İsmail Kartal yönetiminde son yedi haftada altı galibiyet alan, puan kaybettiği haftada ise Trabzonspor’a karşı yaklaşık 70 dakika bir kişi eksik oynayan Fenerbahçe müthiş bir ivme yakalamış durumda. Sezon başında göreve getirilen Teknik Direktör Vitor Pereira’nın diziliş ve kadro konusundaki isabetsiz tercihleri, oyuncu seçimleri konusunda yapılan sert eleştiriler camiada panik ortamı yaratmıştı. Şimdilerde ise artık bahar havası yaşanıyor. Her ne kadar şampiyonluk treni çoktan kalkmış ve atı alan Üsküdar’ı geçmiş de olsa, Fenerbahçe’nin önünde net bir hedef bulunuyor; lig ikinciliği…
Galatasaray cephesi ise kaotik bir sezonun son dönemecinde artık. Haziran ayında başkanlık seçimi ve ardından teknik direktör tercihiyle başlayan, akabinde yeni dönem kadro planlaması çerçevesinde yapılan transferler ve alınan istikrarsız sonuçlarla devam eden süreç, Fatih Terim’in görevine son verilip yerine başka bir çalıştırıcının göreve getirilmesi ve son olarak da Genel Kurul kararıyla kulüp başkanının koltuğunu devredecek olmasıyla son bulmak üzere. Tüm bunlar Galatasaray’ın bu sezon yaşadığı sorunların sadece bir paragrafa sığabilen kısa bir özeti…
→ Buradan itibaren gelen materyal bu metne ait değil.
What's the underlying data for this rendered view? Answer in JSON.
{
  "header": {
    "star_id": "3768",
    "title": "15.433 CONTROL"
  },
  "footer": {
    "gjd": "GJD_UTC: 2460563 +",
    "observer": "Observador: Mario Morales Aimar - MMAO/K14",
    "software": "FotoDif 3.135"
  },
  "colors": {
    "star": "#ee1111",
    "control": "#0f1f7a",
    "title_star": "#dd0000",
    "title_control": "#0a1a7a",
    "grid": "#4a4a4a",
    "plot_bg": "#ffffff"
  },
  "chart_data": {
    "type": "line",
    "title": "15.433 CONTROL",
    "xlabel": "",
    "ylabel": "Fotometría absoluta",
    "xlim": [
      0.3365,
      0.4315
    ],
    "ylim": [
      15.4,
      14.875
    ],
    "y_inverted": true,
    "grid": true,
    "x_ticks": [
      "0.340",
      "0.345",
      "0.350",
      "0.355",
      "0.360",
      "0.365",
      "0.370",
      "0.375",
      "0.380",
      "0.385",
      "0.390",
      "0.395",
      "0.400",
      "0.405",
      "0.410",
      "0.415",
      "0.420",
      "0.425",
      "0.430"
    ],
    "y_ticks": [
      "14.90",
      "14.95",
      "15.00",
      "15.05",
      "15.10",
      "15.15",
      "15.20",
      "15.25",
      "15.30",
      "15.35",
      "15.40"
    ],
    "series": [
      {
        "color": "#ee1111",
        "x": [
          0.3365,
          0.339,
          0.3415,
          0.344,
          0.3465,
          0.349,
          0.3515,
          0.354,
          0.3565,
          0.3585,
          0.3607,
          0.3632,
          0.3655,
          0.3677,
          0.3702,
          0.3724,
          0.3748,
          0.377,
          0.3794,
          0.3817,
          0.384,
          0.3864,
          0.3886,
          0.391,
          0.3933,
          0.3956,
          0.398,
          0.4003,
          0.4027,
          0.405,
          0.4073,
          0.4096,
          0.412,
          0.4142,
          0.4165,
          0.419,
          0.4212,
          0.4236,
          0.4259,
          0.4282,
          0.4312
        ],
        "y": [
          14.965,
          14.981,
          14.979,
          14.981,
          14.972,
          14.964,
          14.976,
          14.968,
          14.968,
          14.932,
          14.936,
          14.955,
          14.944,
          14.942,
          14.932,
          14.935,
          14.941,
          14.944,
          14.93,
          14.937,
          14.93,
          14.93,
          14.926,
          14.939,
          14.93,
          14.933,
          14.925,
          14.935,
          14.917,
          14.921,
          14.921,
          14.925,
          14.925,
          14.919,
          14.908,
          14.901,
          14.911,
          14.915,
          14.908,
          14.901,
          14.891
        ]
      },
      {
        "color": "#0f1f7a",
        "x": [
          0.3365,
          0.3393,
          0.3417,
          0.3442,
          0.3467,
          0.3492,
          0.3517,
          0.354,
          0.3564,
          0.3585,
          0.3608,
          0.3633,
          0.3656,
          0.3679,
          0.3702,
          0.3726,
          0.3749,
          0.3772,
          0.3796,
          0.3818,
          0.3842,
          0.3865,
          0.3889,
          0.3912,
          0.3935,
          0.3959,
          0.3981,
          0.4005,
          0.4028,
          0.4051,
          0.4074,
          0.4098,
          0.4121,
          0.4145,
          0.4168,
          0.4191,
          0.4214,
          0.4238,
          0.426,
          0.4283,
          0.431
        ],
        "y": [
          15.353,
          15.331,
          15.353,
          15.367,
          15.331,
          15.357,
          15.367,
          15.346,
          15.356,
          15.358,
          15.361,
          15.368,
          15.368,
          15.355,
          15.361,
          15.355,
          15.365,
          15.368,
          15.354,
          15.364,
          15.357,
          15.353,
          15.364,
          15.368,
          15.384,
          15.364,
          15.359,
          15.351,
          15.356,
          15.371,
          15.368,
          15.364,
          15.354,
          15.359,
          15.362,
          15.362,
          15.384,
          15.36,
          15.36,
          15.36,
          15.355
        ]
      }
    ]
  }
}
Bu parametreler çerçevesinde hem ev sahibinin Fenerbahçe olması, hem ezeli rekabette Sarı- Lacivertlilerin rakibine psikolojik üstünlüğünün bulunması, hem saha içi düzeni açısından İsmail Kartal’ın öğrencilerinin daha net planlar ortaya koyması ve performansı tartışılan oyuncu sayısının daha az olması gibi etkenler üç puanın ev sahibine daha yakın olduğu düşüncesini beraberinde getiriyor. Bununla birlikte Galatasaray’da futbolcuların Domenec Torrent ile yeni bir oyun mantalitesine uyum sağlama konusunda gösterdiği motivasyon ve öğrenmeye açık pencere bırakmaları sarı kırmızılı camiayı umutlandırıyor. Buna karşın puan cetvelinde kendisini halen ilk 10 sıra arasına atmayı beceremeyen, 31 hafta sonunda galibiyet sayısı mağlubiyet sayısından daha az olup, gol averajı eksilerde olan Galatasaray’ın; yaklaşık 50 bin Sarı-Lacivertli taraftar önünde oynanacak yüksek atmosferli derbide nasıl bir reaksiyon gösterebileceği meçhul.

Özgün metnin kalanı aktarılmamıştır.